Sans doute, avant de dompter les dernières résistances, M. de Bismarck a encore plus d’un combat à livrer, même en Allemagne, et l’ascendant qu’une nation peut prendre au dehors ne dépend pas uniquement d’un succès de ses armes. Il n’est pas moins vrai que tout marche dans ce sens, que depuis la dernière guerre la contagion du germanisme se fait sentir un peu partout, principalement dans les pays qui avoisinent l’Allemagne, et certainement il n’est point étranger au travail politique qui s’accomplit aujourd’hui en Suisse. La Suisse est en effet occupée à réviser sa constitution. Cette révision a été déjà examinée et votée par le conseil national, l’assemblée populaire de la confédération helvétique ; elle est discutée en ce moment dans le conseil des états, composé, on le sait, des délégués des conseils cantonaux. On est encore à la période d’enfantement. Tout indique cependant que la réforme constitutionnelle plus ou moins tempérée, plus ou moins corrigée, finira par être sanctionnée. La constitution qui se prépare n’a évidemment rien d’extraordinaire, rien de démagogique. Ce qui en fait une œuvre révolutionnaire, c’est qu’elle tend à substituer un système à peu près complètement unitaire au régime fédératif, sous lequel la Suisse a trouvé la paix et la prospérité dans l’indépendance.
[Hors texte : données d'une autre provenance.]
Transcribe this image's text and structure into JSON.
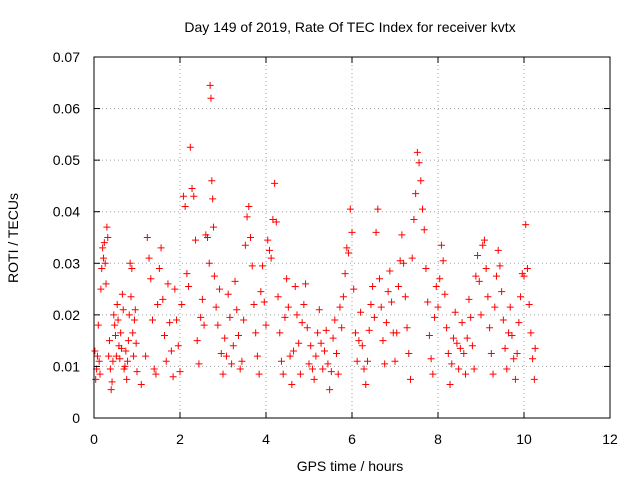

Il ne s’agit de rien moins que de constituer un gouvernement central dont la compétence s’étende à l’enseignement primaire, à la législation civile, à la législation pénale. Chaque canton avait jusqu’ici son droit et ses lois. On veut avoir des lois et un droit communs, de sorte que Genève, qui avait gardé, qui garde encore le code civil français, est menacé d’une véritable révolution dans ses mœurs et dans ses habitudes. Le fédéralisme, tel qu’il existait, était manifestement le régime le mieux approprié à un pays composé de trois races dont les usages et les idées diffèrent si sensiblement. L’unification peut être une tyrannie pour les minorités.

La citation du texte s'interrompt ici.